Aber unabhängig davon, ob der Begriff auf einer Verwechslung basiert oder nicht, hat er sich über mehrere Jahrhunderte behauptet, und das erstaunlicherweise in seiner ursprünglichen Bedeutung.

Erst gegen Ende des 20. Jahrhunderts war der »ABC-Schütze« nicht mehr zeitgemäß und wurde vom pragmatischen »Schulanfänger« abgelöst.

Achtgroschenjunge

Früher: bezahlter Spitzel der Polizei.

Später: Synonym für junge Männer, die der Prostitution auf der Straße nachgingen.
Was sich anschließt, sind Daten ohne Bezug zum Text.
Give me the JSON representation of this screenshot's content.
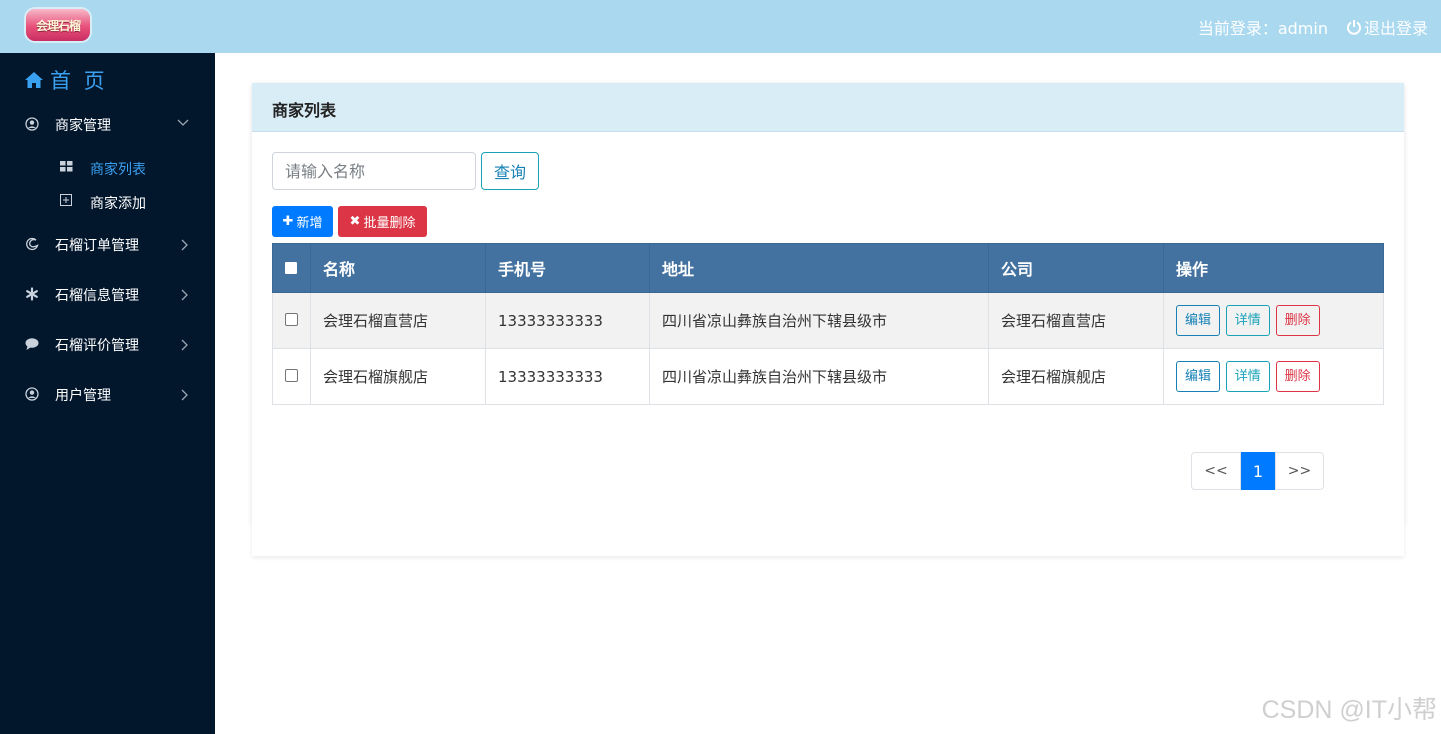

Die Bezeichnung »Achtgroschenjunge« entstand im späten 18. Jahrhundert, als sich die Berliner Polizei junger Männer als Spitzel bediente. Diese meist im Milieu lebenden Burschen waren für die besagten acht Groschen bereit, Informationen an die Polizei weiterzugeben – auch Informationen über ihre besten Freunde.

Der Begriff trägt also schon seit seiner Entstehung einen faden Beigeschmack mit sich, der sich bis zum Ende der Fünfzigerjahre hielt. Da verwendete man die Bezeichnung nämlich eher für junge homosexuelle Männer, die ihren Lebensunterhalt auf dem Straßenstrich verdienten.

Spätestens mit dem Ende der Sechzigerjahre verschwand der Begriff gänzlich aus dem alltäglichen Gebrauch und wurde durch Bezeichnungen wie Spitzel oder Stricher ersetzt.

Achturteil

Gerichtliches Urteil; die Verurteilten durften ohne Folgen von jedem getötet werden.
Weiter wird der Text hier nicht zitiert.